LAVATOI PUBBLICI DI ALTOGGIO E PRATA
Situato nel centro abitativo di Altoggio il monumentale lavatoio è formato da una fontana, un abbeveratotio e un lavatoio con acqua a caduta da una vasca all'altra. Costruito attorno al 1880, è uno dei più grandi di Montecrestese. Quelli di Prata e di altre frazioni sono invece con le pareti e le lastre oblique (per il lavaggio dei panni) interamente in pietra. I lavatoi tempo addietro venivano anche chiamati "osterie delle donne" perchè erano luogo di incontro e conversazione.

 
PONTE DEL DIAVOLO
Non si conosce la data di costruzione originaria, venne però ristrutturato nel 1854. Il ponte attraversa la valle Isorno collegando l'abitato di Altoggio con gli alpeggi Aulogna, Salè, Carvirone ecc...

 
CHIESA DI SANTA MARIA ASSUNTA
La chiesa romanica di Santa Maria Assunta venne eretta agli inizi del XII secolo, molto probabilmente sui resti di una chiesa preesistente. Nel secolo XV venne ampliata con l'aggiunta di due navate laterali che però non presentavano la precedente decorazione romanica, infatti sono prive di archetti ciechi.

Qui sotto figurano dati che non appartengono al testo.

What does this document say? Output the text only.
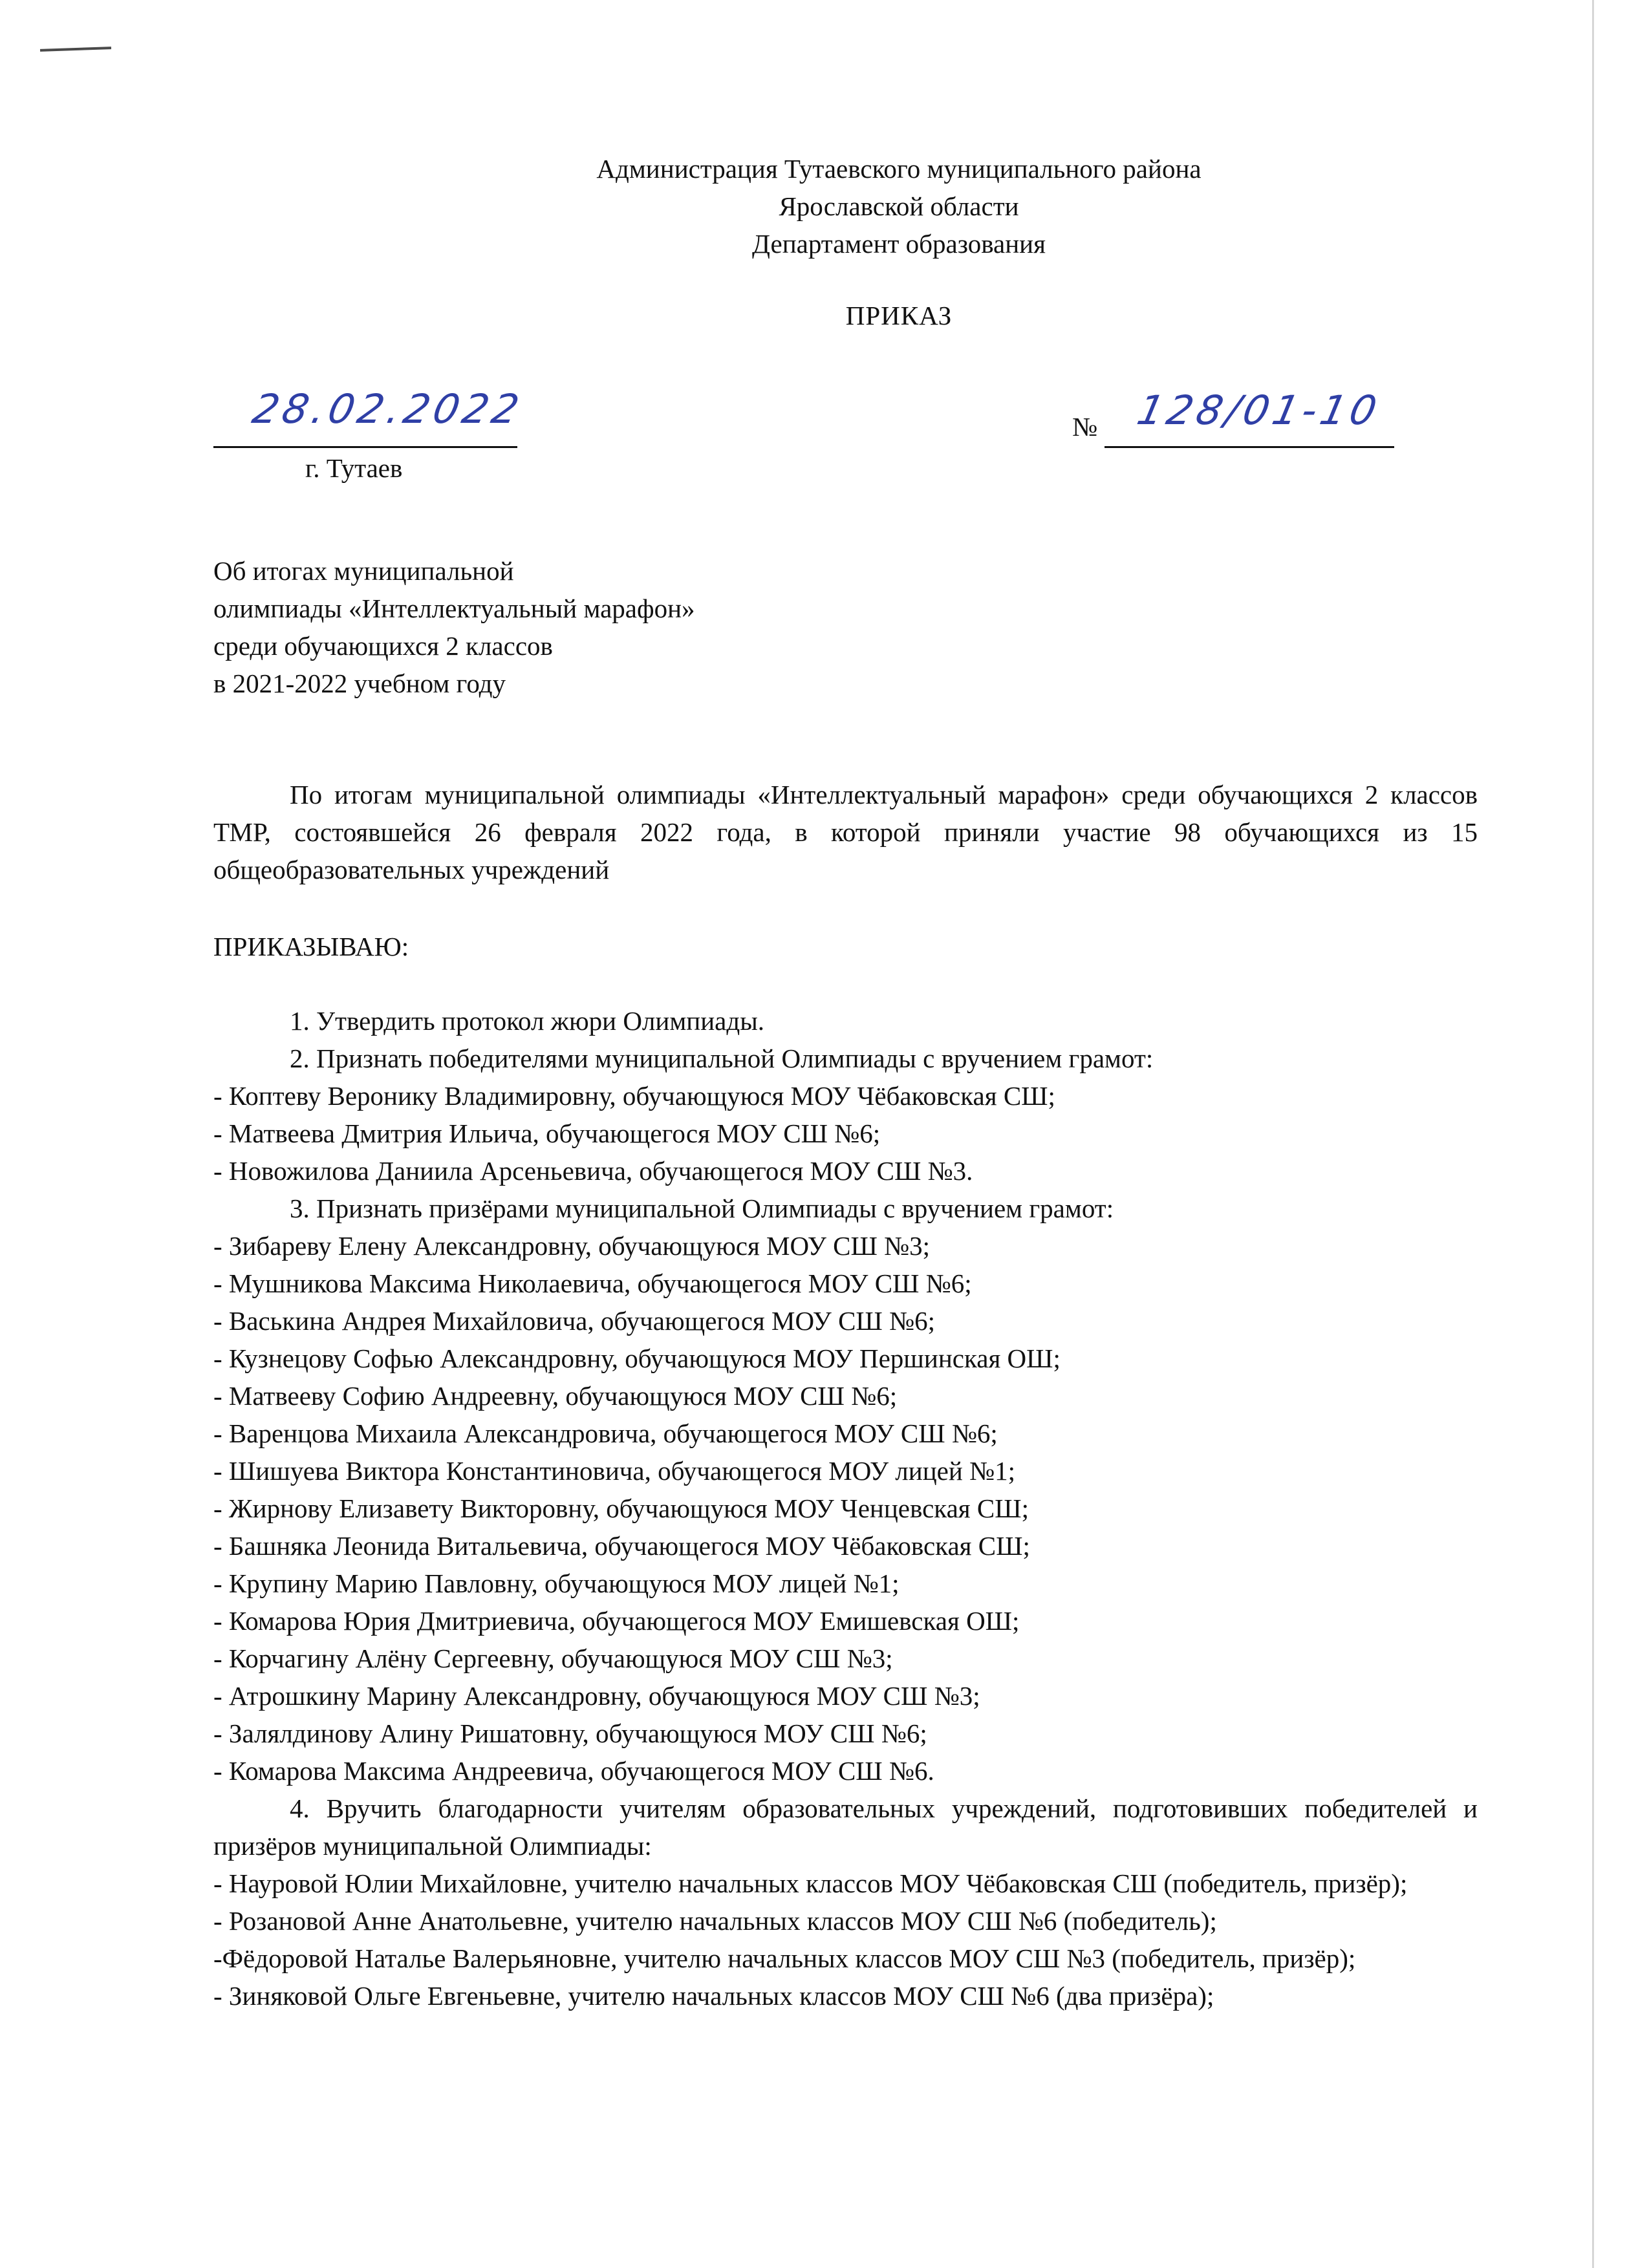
Администрация Тутаевского муниципального района
Ярославской области
Департамент образования
ПРИКАЗ
28.02.2022
г. Тутаев
№ 128/01-10
Об итогах муниципальной
олимпиады «Интеллектуальный марафон»
среди обучающихся 2 классов
в 2021-2022 учебном году

По итогам муниципальной олимпиады «Интеллектуальный марафон» среди обучающихся 2 классов ТМР, состоявшейся 26 февраля 2022 года, в которой приняли участие 98 обучающихся из 15 общеобразовательных учреждений

ПРИКАЗЫВАЮ:

1. Утвердить протокол жюри Олимпиады.

2. Признать победителями муниципальной Олимпиады с вручением грамот:

- Коптеву Веронику Владимировну, обучающуюся МОУ Чёбаковская СШ;

- Матвеева Дмитрия Ильича, обучающегося МОУ СШ №6;

- Новожилова Даниила Арсеньевича, обучающегося МОУ СШ №3.

3. Признать призёрами муниципальной Олимпиады с вручением грамот:

- Зибареву Елену Александровну, обучающуюся МОУ СШ №3;

- Мушникова Максима Николаевича, обучающегося МОУ СШ №6;

- Васькина Андрея Михайловича, обучающегося МОУ СШ №6;

- Кузнецову Софью Александровну, обучающуюся МОУ Першинская ОШ;

- Матвееву Софию Андреевну, обучающуюся МОУ СШ №6;

- Варенцова Михаила Александровича, обучающегося МОУ СШ №6;

- Шишуева Виктора Константиновича, обучающегося МОУ лицей №1;

- Жирнову Елизавету Викторовну, обучающуюся МОУ Ченцевская СШ;

- Башняка Леонида Витальевича, обучающегося МОУ Чёбаковская СШ;

- Крупину Марию Павловну, обучающуюся МОУ лицей №1;

- Комарова Юрия Дмитриевича, обучающегося МОУ Емишевская ОШ;

- Корчагину Алёну Сергеевну, обучающуюся МОУ СШ №3;

- Атрошкину Марину Александровну, обучающуюся МОУ СШ №3;

- Залялдинову Алину Ришатовну, обучающуюся МОУ СШ №6;

- Комарова Максима Андреевича, обучающегося МОУ СШ №6.

4. Вручить благодарности учителям образовательных учреждений, подготовивших победителей и призёров муниципальной Олимпиады:

- Науровой Юлии Михайловне, учителю начальных классов МОУ Чёбаковская СШ (победитель, призёр);

- Розановой Анне Анатольевне, учителю начальных классов МОУ СШ №6 (победитель);

-Фёдоровой Наталье Валерьяновне, учителю начальных классов МОУ СШ №3 (победитель, призёр);

- Зиняковой Ольге Евгеньевне, учителю начальных классов МОУ СШ №6 (два призёра);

Nella facciata della chiesa tutti i peducci degli archetti ciechi sono protomi umane; quelle sparse sui muri della chiesa nuova ed altre andate disperse ci assicurano che con ogni probabilità l'intera decorazione era costituita, con poche eccezioni, di esse.
 

 

FORNO DEL PANE
Quello di Giosio  è ancora funzionante. E' di proprietà di tutti gli abitanti e si può visitare liberamente. L'altro si trova nel nucleo antico della frazione Pontetto. Può essere visitato solo su appuntamento perchè lo stabile in cui si trova è di proprietà privata.
Per informazioni o visite al forno di Pontetto chiamare il prof. Miguidi al numero 339.8659640.
(per foto forno e festa S. Giusesppe andare al menù foto: gg. 20-21 marzo 2010)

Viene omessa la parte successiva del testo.